There’s a reason to believe that he’s a much better defender than his statistics suggest. There’s no denying that he’s been very bad overall in his minor league career at third base. It’s impossible to try and suggest a guy with an .893 fielding percentage has been good in the field. But things flipped over night in the middle of 2022. As I wrote at RedsMinorLeagues.com earlier this winter, on June 17th Encarnacion-Strand made an error that dropped his fielding percentage to .827 on the season at third base. Over the next three days he didn’t play in the field. From June 21st through the end of the season he posted a .976 fielding percentage at third base over his remaining 35 games he played at the position.
That kind of improvement that’s unseen could mean a few things. First is that it likely improves the overall value projection because the systems in place probably didn’t break down his game-by-game fielding stats to see that there was a massive improvement at the midseason point that makes it far more likely he could remain at third base. But secondly, with those improvements – assuming they continue moving forward – means that it’s likely he arrives in the big leagues sooner because there’s not a glaring weakness in his game that must be improved upon before he can be placed into a big league lineup. That could get a true power bat into the lineup more frequently, and in Great American Ball Park…. well, sometimes that can make things far more interesting.
At the end of the day, what these projections tell us is that the Cincinnati Reds are going to be bad. That doesn’t surprise anyone. The team was very bad in 2022, traded away most of their quality big league talent at the trade deadline, and replaced it with…. Wil Myers and hope.
With sports gambling legal in the state of Ohio in 2023, if a sports book puts the over/under on wins for Cincinnati at 60, I’ll sprint to place a bet on the over. It’s certainly not impossible to squint and see that the team does finish the season with 60 wins, but it also doesn’t feel likely. That’s not to say that they’ll win 78 games, either. Injuries always come into play, and while there does seem to be enough depth in the minors on the positional side that they could not only weather some injuries but even see some improvements in the second half if and when some of the top guys arrive, the pitching depth in the minor leagues may not be there. Health on the mound could be a big factor – as it always is, but even more so when your depth is mostly guys who are AAAA types rather than prospects with upside who need to take a step forward in some particular area.

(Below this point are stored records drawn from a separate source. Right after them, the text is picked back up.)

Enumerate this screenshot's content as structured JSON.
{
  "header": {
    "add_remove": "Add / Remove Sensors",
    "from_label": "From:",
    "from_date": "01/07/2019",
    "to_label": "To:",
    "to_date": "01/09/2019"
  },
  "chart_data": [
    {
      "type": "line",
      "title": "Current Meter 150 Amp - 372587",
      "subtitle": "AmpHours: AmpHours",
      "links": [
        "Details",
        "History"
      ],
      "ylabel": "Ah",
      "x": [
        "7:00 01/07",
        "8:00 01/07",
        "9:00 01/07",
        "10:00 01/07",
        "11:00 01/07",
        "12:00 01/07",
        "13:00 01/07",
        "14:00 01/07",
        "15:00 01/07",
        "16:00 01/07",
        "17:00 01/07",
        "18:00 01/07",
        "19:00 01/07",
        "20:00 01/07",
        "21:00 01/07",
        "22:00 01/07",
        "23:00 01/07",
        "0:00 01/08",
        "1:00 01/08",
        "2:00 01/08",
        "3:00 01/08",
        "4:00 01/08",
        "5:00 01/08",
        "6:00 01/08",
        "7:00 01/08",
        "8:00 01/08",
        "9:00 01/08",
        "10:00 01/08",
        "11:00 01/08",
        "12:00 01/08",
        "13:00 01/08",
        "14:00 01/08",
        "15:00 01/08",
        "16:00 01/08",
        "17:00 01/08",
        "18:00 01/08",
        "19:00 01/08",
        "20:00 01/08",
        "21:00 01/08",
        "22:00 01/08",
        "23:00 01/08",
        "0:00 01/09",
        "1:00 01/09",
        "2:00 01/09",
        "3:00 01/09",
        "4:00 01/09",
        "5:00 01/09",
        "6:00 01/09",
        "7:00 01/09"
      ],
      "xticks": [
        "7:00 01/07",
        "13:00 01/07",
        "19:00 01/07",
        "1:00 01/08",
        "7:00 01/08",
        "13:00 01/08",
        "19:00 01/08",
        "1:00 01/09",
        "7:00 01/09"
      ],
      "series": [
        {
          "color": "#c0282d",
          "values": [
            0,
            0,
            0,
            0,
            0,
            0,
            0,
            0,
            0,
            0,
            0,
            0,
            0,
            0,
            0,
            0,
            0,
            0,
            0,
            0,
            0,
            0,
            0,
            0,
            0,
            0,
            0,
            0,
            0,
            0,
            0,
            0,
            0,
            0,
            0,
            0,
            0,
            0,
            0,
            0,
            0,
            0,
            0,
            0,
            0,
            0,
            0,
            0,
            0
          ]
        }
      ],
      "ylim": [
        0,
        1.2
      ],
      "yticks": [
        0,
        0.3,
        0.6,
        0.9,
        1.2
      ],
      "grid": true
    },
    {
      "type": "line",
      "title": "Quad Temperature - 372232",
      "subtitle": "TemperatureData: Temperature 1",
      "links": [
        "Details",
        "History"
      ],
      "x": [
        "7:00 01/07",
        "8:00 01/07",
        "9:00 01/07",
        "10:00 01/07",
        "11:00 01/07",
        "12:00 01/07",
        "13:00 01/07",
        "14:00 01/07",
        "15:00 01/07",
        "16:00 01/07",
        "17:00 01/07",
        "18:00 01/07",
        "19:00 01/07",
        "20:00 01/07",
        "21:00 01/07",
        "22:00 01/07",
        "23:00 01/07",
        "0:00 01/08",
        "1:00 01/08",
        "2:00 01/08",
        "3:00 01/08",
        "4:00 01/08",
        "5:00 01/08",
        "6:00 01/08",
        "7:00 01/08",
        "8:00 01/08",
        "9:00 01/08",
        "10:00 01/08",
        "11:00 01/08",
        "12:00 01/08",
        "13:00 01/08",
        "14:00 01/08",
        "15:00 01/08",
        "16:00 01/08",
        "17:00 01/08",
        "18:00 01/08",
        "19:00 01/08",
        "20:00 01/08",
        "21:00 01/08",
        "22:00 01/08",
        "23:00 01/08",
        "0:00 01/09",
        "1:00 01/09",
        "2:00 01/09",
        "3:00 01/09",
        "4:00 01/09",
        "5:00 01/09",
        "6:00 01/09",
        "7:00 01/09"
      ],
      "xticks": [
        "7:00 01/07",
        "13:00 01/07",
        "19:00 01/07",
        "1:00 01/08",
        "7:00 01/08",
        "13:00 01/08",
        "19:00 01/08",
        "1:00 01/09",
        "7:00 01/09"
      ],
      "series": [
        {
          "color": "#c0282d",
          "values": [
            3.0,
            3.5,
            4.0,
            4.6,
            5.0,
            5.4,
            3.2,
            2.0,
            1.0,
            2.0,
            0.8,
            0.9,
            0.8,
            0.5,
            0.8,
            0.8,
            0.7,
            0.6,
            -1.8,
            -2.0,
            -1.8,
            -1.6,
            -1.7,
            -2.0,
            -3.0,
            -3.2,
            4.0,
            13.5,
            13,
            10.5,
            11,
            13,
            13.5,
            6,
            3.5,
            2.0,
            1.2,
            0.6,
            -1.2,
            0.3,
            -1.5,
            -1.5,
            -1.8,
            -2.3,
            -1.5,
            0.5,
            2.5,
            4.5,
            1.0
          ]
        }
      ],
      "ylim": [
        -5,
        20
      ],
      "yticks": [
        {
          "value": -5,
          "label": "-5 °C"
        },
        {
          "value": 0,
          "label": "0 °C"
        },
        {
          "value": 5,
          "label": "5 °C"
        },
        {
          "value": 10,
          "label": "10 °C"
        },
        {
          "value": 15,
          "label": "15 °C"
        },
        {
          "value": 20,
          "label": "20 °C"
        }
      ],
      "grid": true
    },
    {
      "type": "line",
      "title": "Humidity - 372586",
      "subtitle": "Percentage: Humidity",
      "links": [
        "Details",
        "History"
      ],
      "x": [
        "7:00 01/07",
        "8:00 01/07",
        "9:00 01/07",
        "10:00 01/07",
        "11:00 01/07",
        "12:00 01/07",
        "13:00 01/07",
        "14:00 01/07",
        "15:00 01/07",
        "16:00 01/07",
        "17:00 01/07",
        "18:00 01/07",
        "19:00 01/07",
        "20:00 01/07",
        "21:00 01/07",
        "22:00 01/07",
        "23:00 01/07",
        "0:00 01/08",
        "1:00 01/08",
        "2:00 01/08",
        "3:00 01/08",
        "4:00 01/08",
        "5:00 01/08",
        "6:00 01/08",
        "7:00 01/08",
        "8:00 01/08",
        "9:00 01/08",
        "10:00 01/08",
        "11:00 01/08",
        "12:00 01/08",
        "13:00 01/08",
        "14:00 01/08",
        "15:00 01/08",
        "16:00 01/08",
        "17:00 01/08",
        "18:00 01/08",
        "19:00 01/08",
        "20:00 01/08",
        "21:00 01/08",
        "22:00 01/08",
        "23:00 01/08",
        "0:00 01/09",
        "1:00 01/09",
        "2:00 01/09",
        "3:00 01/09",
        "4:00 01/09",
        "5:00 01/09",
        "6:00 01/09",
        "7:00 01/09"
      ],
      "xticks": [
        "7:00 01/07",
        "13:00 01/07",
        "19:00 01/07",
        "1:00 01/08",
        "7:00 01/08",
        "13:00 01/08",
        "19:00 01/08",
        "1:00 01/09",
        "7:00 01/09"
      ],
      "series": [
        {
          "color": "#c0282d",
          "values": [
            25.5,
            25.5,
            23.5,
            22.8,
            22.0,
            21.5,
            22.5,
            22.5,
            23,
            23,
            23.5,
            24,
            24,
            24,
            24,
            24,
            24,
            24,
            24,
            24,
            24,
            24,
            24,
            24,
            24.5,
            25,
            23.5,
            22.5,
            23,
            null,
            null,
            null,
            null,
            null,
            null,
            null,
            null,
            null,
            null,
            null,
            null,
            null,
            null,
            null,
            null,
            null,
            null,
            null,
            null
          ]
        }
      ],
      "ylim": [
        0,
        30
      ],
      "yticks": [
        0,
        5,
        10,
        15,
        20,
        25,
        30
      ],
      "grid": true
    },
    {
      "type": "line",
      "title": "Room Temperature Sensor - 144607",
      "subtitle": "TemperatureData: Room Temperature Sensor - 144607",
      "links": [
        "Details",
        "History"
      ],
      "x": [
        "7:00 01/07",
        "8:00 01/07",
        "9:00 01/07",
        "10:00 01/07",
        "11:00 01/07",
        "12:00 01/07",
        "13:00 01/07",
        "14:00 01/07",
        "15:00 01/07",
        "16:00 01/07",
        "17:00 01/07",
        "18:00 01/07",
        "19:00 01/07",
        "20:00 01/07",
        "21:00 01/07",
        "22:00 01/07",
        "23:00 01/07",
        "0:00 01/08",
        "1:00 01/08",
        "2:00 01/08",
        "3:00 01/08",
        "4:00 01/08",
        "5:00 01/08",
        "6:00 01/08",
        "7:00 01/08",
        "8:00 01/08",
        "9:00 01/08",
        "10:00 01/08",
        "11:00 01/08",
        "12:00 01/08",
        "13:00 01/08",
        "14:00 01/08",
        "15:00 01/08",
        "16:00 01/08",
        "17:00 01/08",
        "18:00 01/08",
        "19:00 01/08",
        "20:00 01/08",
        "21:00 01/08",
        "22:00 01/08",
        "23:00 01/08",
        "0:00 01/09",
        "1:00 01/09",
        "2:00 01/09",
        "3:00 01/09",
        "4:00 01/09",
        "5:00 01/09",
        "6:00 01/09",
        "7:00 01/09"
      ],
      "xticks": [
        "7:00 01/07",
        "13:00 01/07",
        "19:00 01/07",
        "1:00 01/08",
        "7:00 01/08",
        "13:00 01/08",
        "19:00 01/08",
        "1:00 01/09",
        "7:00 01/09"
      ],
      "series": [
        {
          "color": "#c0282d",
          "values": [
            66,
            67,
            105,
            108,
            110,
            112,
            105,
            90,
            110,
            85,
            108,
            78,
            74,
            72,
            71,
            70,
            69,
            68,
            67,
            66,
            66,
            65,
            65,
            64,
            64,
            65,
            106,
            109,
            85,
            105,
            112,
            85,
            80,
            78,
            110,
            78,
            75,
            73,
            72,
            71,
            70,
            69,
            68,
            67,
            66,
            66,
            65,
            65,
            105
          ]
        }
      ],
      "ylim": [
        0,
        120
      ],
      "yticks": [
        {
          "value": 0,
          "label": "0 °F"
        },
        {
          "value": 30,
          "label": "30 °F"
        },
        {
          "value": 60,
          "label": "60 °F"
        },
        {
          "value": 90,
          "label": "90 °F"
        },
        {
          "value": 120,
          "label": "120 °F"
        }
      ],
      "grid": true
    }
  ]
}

That’s not to say the cupboard is bare in the upper levels, but it does appear to be limited in scale as of right now. Four of the Reds top 25 prospects are pitchers who should start in AA or AAA in 2023, but none of them are coming off of a particularly strong season. Three of them showed real control issues with high walk rates, and the other one had an ERA of 4.75 in 91.0 innings in AA last season. Each of them has enough going for them that you can see a big league future, but all must take at least one step forward (and in one case, a huge step forward) if they’re going to pitch in the big leagues with success in 2023.
Still, keeping guys like Nick Lodolo and Hunter Greene healthy – both of whom project very well according to the Steamer Projections (both are above 3.0 WAR) – could be the difference between watching a team with a solid pitching staff and one that is painful.